Six at the top means: Restlessness as an enduring condition brings misfortune.

Trigram Changes

Upper TrigramThunder FireThe Arousing → The Clinging
Lower TrigramWind Wind

Yilin Verse

騋牝龍身,日取三千,南上蒼梧,與福為婚。

The great mare with a dragon’s form; daily she earns three thousand. Journeying south to Cangwu; wedding with fortune itself.

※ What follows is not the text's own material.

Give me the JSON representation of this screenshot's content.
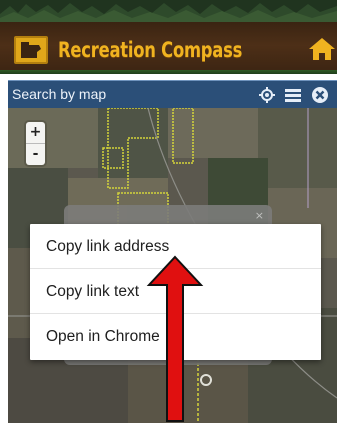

— Jiao Yanshou, Yilin (Forest of Changes), 1st century BCE

Commentary

Thunder above wind, Duration's enduring vitality, rises into fire above wind — the Cauldron's transformative refinement. Tall mares with dragon-like bodies earn three thousand a day. Ascending south to Cangwu, one marries into blessings. The dragon-bodied mare suggests imperial steeds of extraordinary quality, and 'three thousand daily' evokes vast income or celestial wages. Cangwu is where Emperor Shun died and was buried — the far southern sacred site. The southward journey to Cangwu carries overtones of pilgrimage and apotheosis. From Duration to the Cauldron, the steady wind feeds the fire of transformation. What endured as raw vitality is now refined into something precious: the mare becomes dragon, the journey becomes pilgrimage, and Duration's constancy is transmuted into sacred union.